A importância governamental para os gastos ambientais não se resume apenas aos gastos

diretos, visto que grande parte do financiamento dos projetos ambientais é feito por

instituições financeiras públicas. Com o intuito de encorajar o financiamento ao

desenvolvimento sustentável, o governo federal lançou em 1995 o Protocolo Verde. Cinco

instituições financeiras federais - Banco Nacional para o Desenvolvimento Econômico e

Social (BNDES), Banco do Brasil (BB), Caixa Econômica Federal (CAIXA), Banco do

Nordeste do Brasil (BNB) e Banco da Amazônia (BASA) - mais a FINEP assinaram o

documento, comprometendo-se a considerar plenamente variáveis ambientais nas análises

de concessão de crédito A idéia era incorporar princípios ambientais em todos os níveis

operacionais dessas instituições, se possível indo além dos requisitos legais mínimos.
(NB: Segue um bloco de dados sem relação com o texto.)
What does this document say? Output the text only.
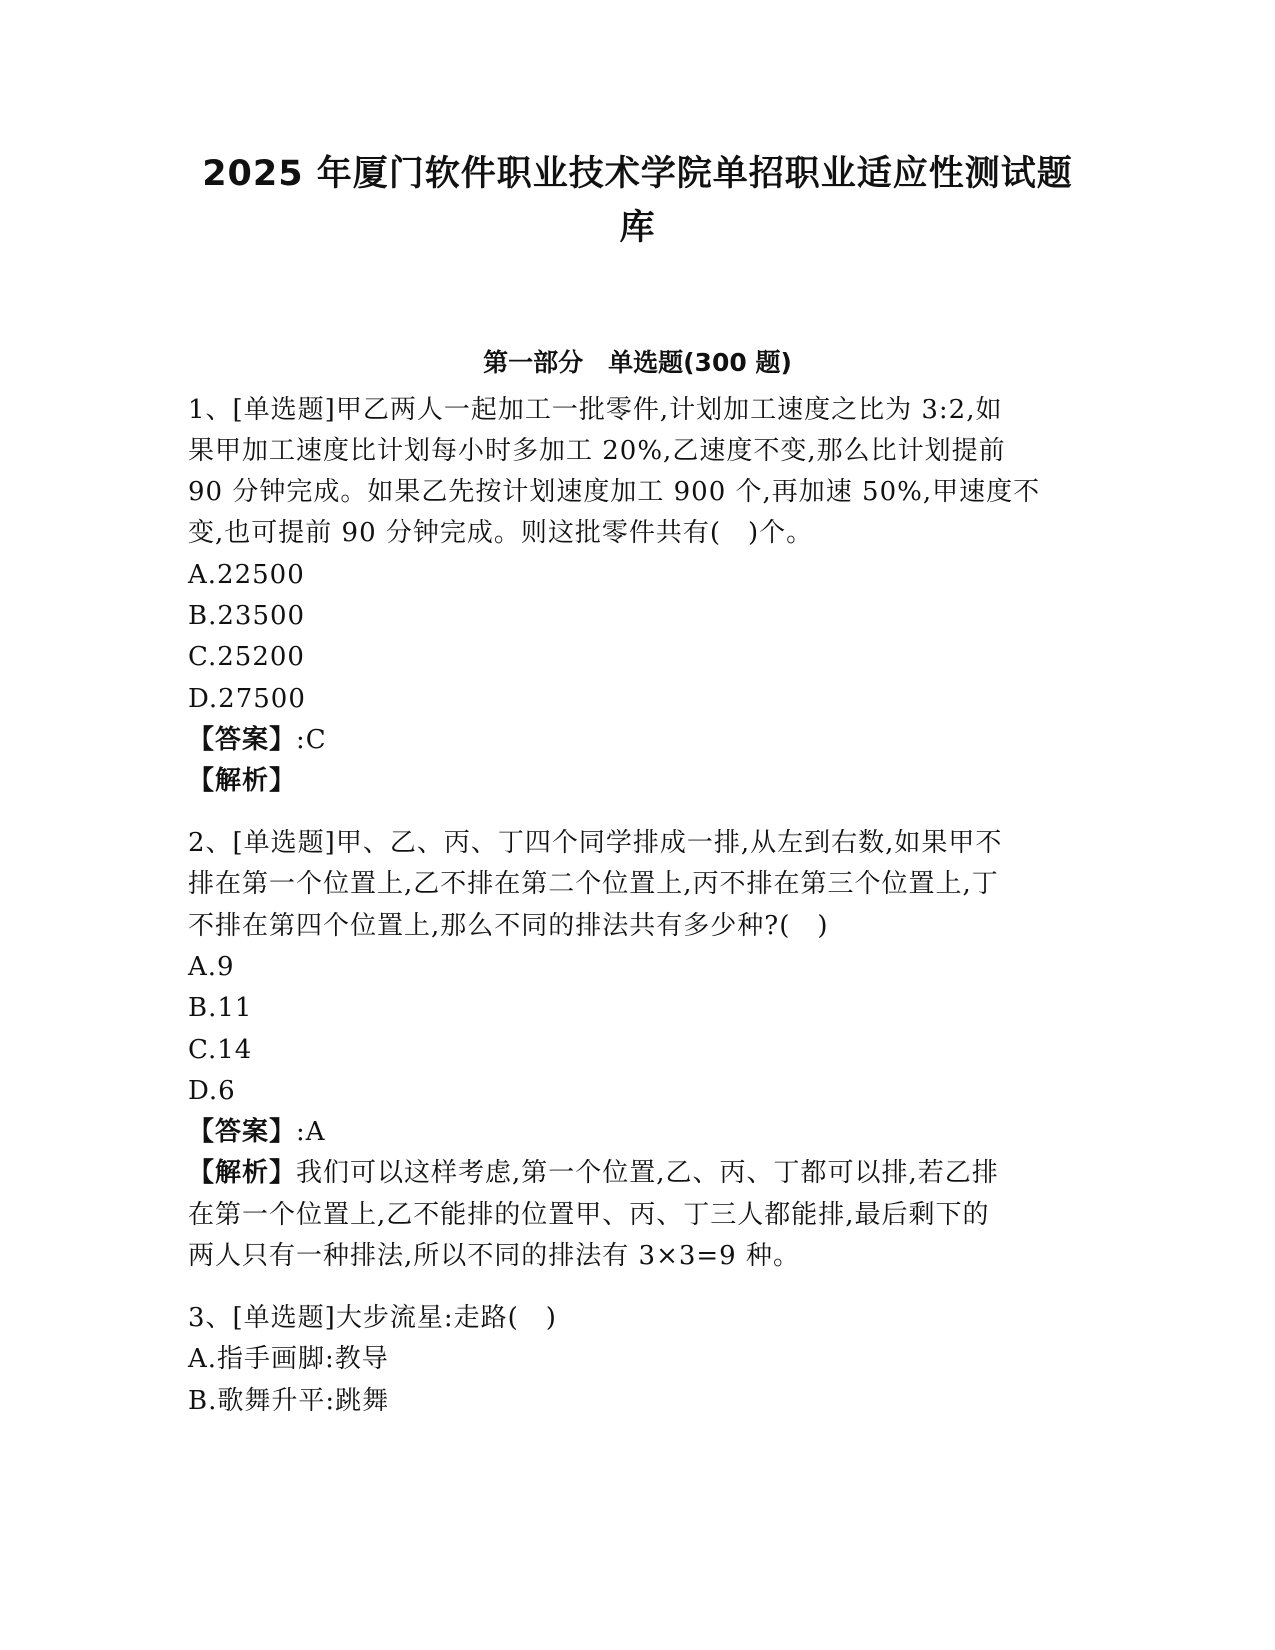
2025 年厦门软件职业技术学院单招职业适应性测试题
库
第一部分　单选题(300 题)
1、[单选题]甲乙两人一起加工一批零件,计划加工速度之比为 3:2,如
果甲加工速度比计划每小时多加工 20%,乙速度不变,那么比计划提前
90 分钟完成。如果乙先按计划速度加工 900 个,再加速 50%,甲速度不
变,也可提前 90 分钟完成。则这批零件共有(　)个。
A.22500
B.23500
C.25200
D.27500
【答案】:C
【解析】
2、[单选题]甲、乙、丙、丁四个同学排成一排,从左到右数,如果甲不
排在第一个位置上,乙不排在第二个位置上,丙不排在第三个位置上,丁
不排在第四个位置上,那么不同的排法共有多少种?(　)
A.9
B.11
C.14
D.6
【答案】:A
【解析】我们可以这样考虑,第一个位置,乙、丙、丁都可以排,若乙排
在第一个位置上,乙不能排的位置甲、丙、丁三人都能排,最后剩下的
两人只有一种排法,所以不同的排法有 3×3=9 种。
3、[单选题]大步流星:走路(　)
A.指手画脚:教导
B.歌舞升平:跳舞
Para

isso, uma série de compromissos foram estabelecidos:

Exigência no cumprimento e divulgação da legislação ambiental, incluindo a

conscientização dos clientes como objetivo.

Introdução de critérios relacionados ao meio ambiente para a concessão de crédito (por

exemplo, certificação ambiental) que vão além dos procedimentos legais de

licenciamento e operação.

Disponibilidade de instrumentos adequados e equipe preparada para a avaliação de

riscos nos projetos analisados.

Criação de linhas de crédito específicas com condições mais favoráveis (taxas de juro

mais baixas, períodos de carência e amortização mais longos, etc.) para projetos que

resultem em ganhos ambientais.

Programas freqüentes de qualificação de recursos humanos e treinamento sobre temas

ambientais.

Contudo, esses princípios foram aplicados de forma bastante heterogênea pelas instituições

envolvidas e, como um todo, não houve grande efetividade na aplicação do Protocolo

Verde como um programa integrado, visto que a tarefa de implementá-lo ficou a cargo de

cada instituição individualmente (GEMA-IE/UFRJ, 2002). Somente o BNDES, para alguns

projetos de maior impacto, faz exigências ambientais além dos requisitos legais, e

programas e linhas de ação na área ambiental continuaram a ser executados de forma

independente por cada signatário.

Por outro lado, não se pode deixar de considerar aspectos positivos como o fato de que

somente após a assinatura do Protocolo Verde algumas das instituições envolvidas

passaram a exigir o cumprimento da legislação ambiental em suas operações rotineiras.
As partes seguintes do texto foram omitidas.